Using FPGAs to improve your wireless subsystem's performanceYou can realize significant improvements in the performance of signal processing functions in wireless systems. How? By taking advantage of the flexibility of FPGA fabric and the embedded DSP blocks in current FPGA architectures for operations that can benefit from parallelism.
By offloading operations that require high-speed parallel processing onto the FPGA and leaving operations that require high-speed serial processing on the processor, overall system performance and cost can be optimized while lowering system requirements.
The FPGA can be used with a digital signal processor (DSP), serving either as an independent pre-processor (or sometimes post-processor) device, or as a co-processor. In a preprocessing architecture, the FPGA sits directly in the data path and is responsible for processing the signals to a point when they can be efficiently and cost-effectively handed off to a DSP processor for further lower-rate processing.
|Figure 1: In co-processing architectures, the FPGA sits alongside the DSP, which offloads specific algorithmic functions to the FPGA to be processed at significantly higher speeds than what is possible in a DSP processor alone.|
In co-processing architectures, the FPGA sits alongside the DSP, which offloads specific algorithmic functions to the FPGA to be processed at significantly higher speeds than what is possible in a DSP processor alone.

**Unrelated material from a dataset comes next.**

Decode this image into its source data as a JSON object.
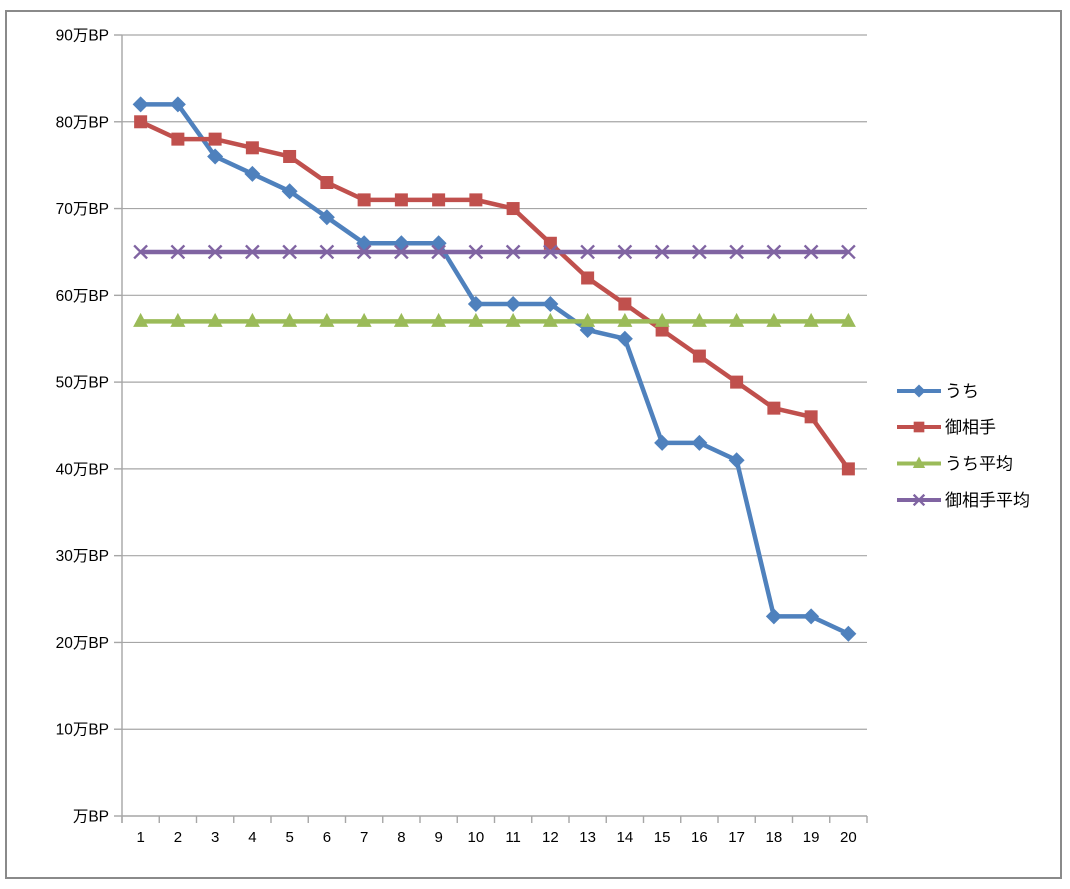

The results are passed back to the DSP or sent to other devices for further processing, transmission or storage (Figure 1 above).
The choice of pre-processing, post-processing or co-processing is often governed by the timing margins needed to move data between the processor and FPGA and how that impinges on the overall latency.

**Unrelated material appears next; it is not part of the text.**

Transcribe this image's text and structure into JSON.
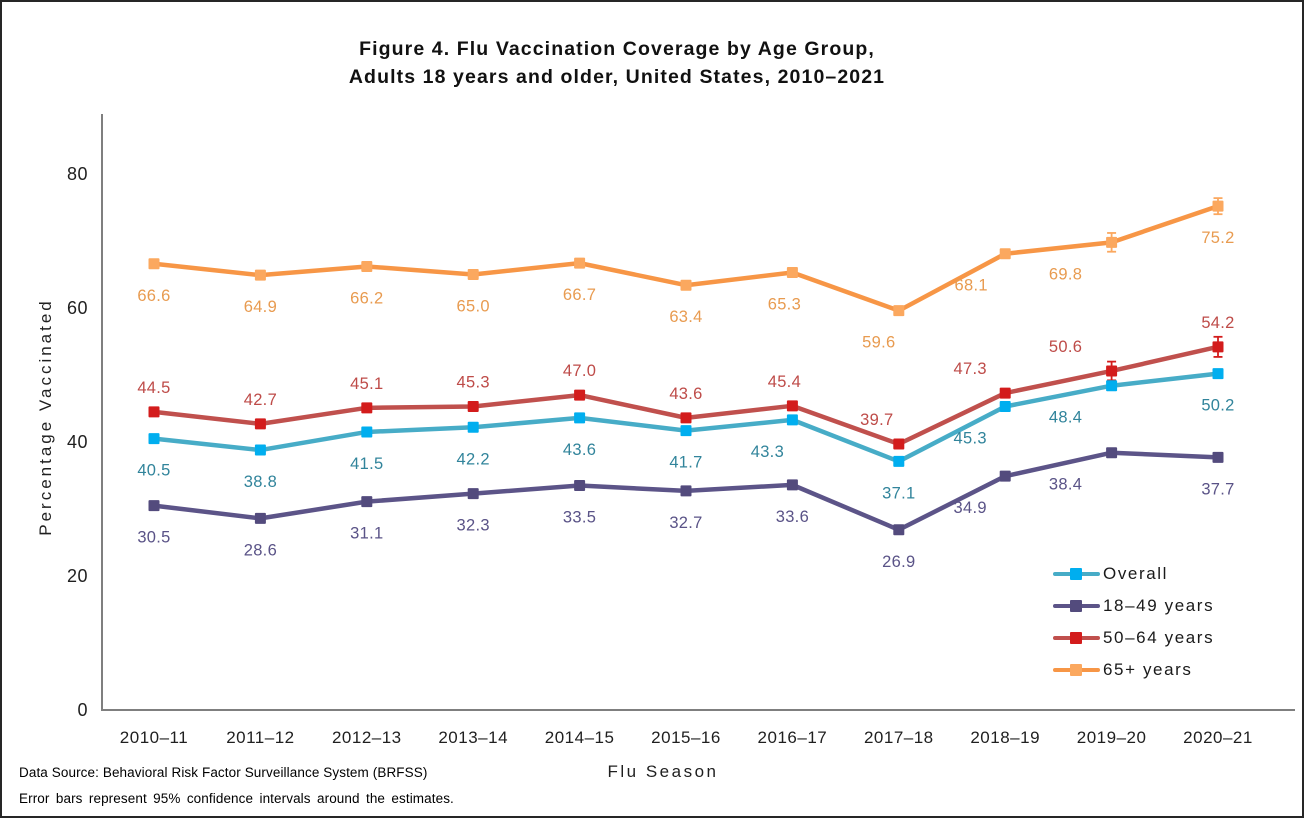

Although a co-processing solution is the topology most often considered by designers--primarily because the DSP is in more direct control of the data hand-off process-- this may not always be the best overall strategy.
|Figure 2: Shown is an LTE example of co-processing data-transfer latency issues.|
Consider, for example, the latest specifications for 3GPP Long Term Evolution, in which the transmission time interval has been reduced to 1ms, down from 2ms for HSDPA and 10ms for W-CDMA. This essentially requires that data be processed from the receiver and through to the output of the media access control (MAC) layer in less than 1,000 microseconds.
Figure 2 above shows that using a serial RapidIO port on the DSP running at 3.125Gbit/s, with 8bit/10bit encoding and a 200bit overhead for the Turbo decode function, results in a DSP-to-FPGA transfer delay of 230µs. Taking into account other expected delays, the Turbo codec performance required to meet these system timings is a very demanding 75.8Mbit/s for 50 users.
Using an FPGA to process the Turbo codecs as a largely independent post-processor not only removes DSP latency but saves time because there's no need to transfer the data at a high bandwidth between the DSP and FPGA.
This reduces the throughput rate of the Turbo decoder down to 47Mbit/s, a decrease that allows more cost-effective devices, and has reduced system power dissipation.
Another consideration is whether to use soft- or hard embedded processor intellectual property (IP) on the FPGA to offload some of the system processing tasks, which in turn offers the possibility of additional cost, power and footprint reduction benefits.